Suppose your my_lookup_file contains the following entries (ignoring description field as it is not being used; also ignore fillnull because "*" is not a useful regex to match any URL.)

url_regex
regex
[re]gex
^regex
regex$

the above search will give you

search

| multisearch [| tstats `summariesonly` prestats=true count from datamodel=Web where sourcetype="mysourcetype" by Web.url Web.user | where match(Web.url, "[re]gex")]
[| tstats `summariesonly` prestats=true count from datamodel=Web where sourcetype="mysourcetype" by Web.url Web.user | where match(Web.url, "^regex")]
[| tstats `summariesonly` prestats=true count from datamodel=Web where sourcetype="mysourcetype" by Web.url Web.user | where match(Web.url, "regex")]
[| tstats `summariesonly` prestats=true count from datamodel=Web where sourcetype="mysourcetype" by Web.url Web.user | where match(Web.url, "regex$")]

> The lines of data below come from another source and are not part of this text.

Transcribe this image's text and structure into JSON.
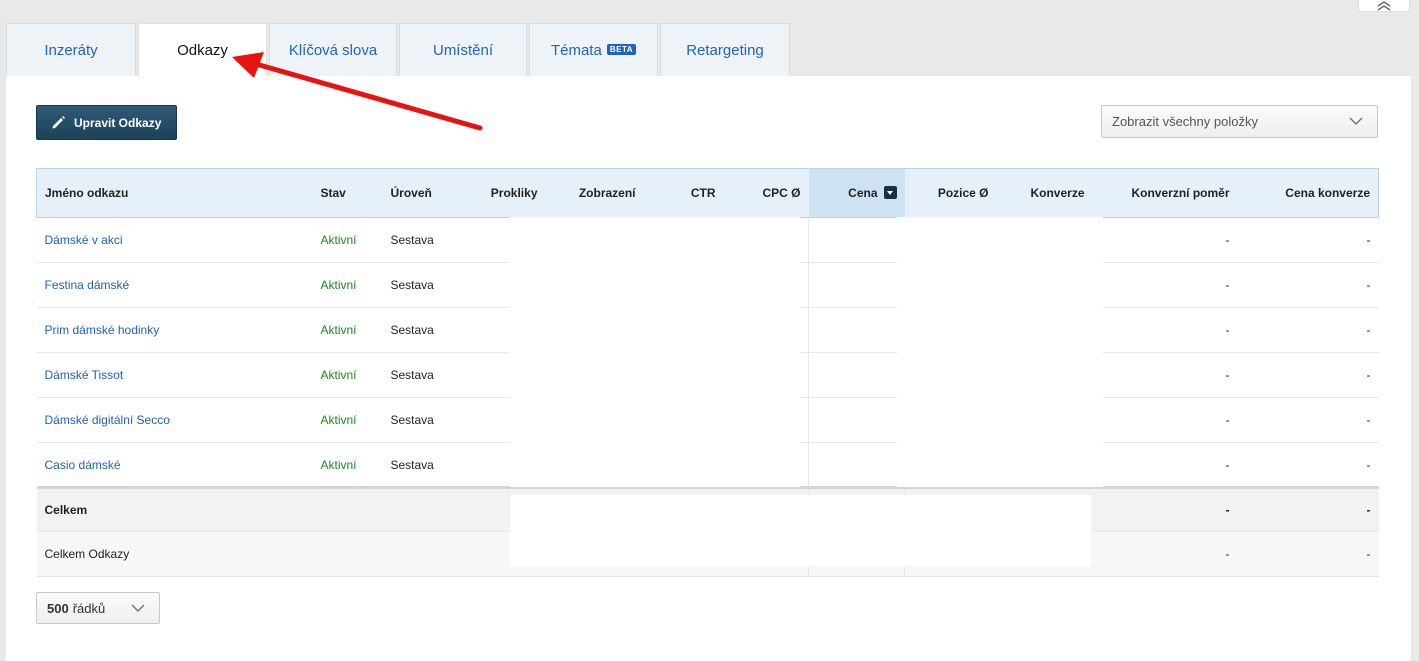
{
  "tabs": [
    {
      "label": "Inzeráty",
      "active": false
    },
    {
      "label": "Odkazy",
      "active": true
    },
    {
      "label": "Klíčová slova",
      "active": false
    },
    {
      "label": "Umístění",
      "active": false
    },
    {
      "label": "Témata",
      "badge": "BETA",
      "active": false
    },
    {
      "label": "Retargeting",
      "active": false
    }
  ],
  "toolbar": {
    "edit_label": "Upravit Odkazy",
    "filter_value": "Zobrazit všechny položky"
  },
  "table": {
    "columns": [
      "Jméno odkazu",
      "Stav",
      "Úroveň",
      "Prokliky",
      "Zobrazení",
      "CTR",
      "CPC Ø",
      "Cena",
      "Pozice Ø",
      "Konverze",
      "Konverzní poměr",
      "Cena konverze"
    ],
    "sorted_column": "Cena",
    "rows": [
      {
        "name": "Dámské v akci",
        "status": "Aktivní",
        "level": "Sestava",
        "conv_rate": "-",
        "conv_cost": "-"
      },
      {
        "name": "Festina dámské",
        "status": "Aktivní",
        "level": "Sestava",
        "conv_rate": "-",
        "conv_cost": "-"
      },
      {
        "name": "Prim dámské hodinky",
        "status": "Aktivní",
        "level": "Sestava",
        "conv_rate": "-",
        "conv_cost": "-"
      },
      {
        "name": "Dámské Tissot",
        "status": "Aktivní",
        "level": "Sestava",
        "conv_rate": "-",
        "conv_cost": "-"
      },
      {
        "name": "Dámské digitální Secco",
        "status": "Aktivní",
        "level": "Sestava",
        "conv_rate": "-",
        "conv_cost": "-"
      },
      {
        "name": "Casio dámské",
        "status": "Aktivní",
        "level": "Sestava",
        "conv_rate": "-",
        "conv_cost": "-"
      }
    ],
    "total": {
      "label": "Celkem",
      "conv_rate": "-",
      "conv_cost": "-"
    },
    "subtotal": {
      "label": "Celkem Odkazy",
      "conv_rate": "-",
      "conv_cost": "-"
    }
  },
  "pagination": {
    "rows_count": "500",
    "rows_label": "řádků"
  },
  "colors": {
    "link": "#1f5fbf",
    "status_active": "#1b8a1b",
    "header_bg": "#e6f0f8",
    "button_bg": "#254d66",
    "annotation_arrow": "#e8130f"
  }
}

Is this what you are looking for?

Here is full emulation to get the above input and output:

 

| makeresults format=csv data="url_regex
regex
[re]gex
^regex
regex$"
``` the above emulates
| inputlookup my_lookup_file where Justification="Lookup Instructions"
```
| eval search = "[| tstats `summariesonly` prestats=true count from datamodel=Web where sourcetype=\"mysourcetype\" by Web.url Web.user | where match(Web.url, \"" . url_regex . "\")]"
| stats values(search) as search
| eval search = "| multisearch " . mvjoin(search, "
")

 

Play with it and compare with your real lookup.

0 Karma

PickleRick
SplunkTrust
SplunkTrust

1. Please don't post screenshots - copy-paste your code and results into code blocks or preformatted paragraphs. It makes it easier for everyone and is searchable.

2. You're trying to do something that is generally not supported - you can generate conditions for a search dynamically by means of subsearch, not whole searches. To some extent you could use the map command but it is relatively limited.

3. You can't use multisearch with non-streaming commands (like tstats).

0 Karma

varma364
Path Finder

thank you for the response and I’ve updated the query now. 

 

0 Karma

PickleRick
SplunkTrust
SplunkTrust

OK. Now let's back up a little.

Explain in your own words, without using SPL what business problem you're trying to solve here. What are you trying to achieve?

You're clearly trying to "implement non-SPL thing in SPL" which is usually not a very good idea. Or at least not a very efficient one. And same things can often be achieved in a different way.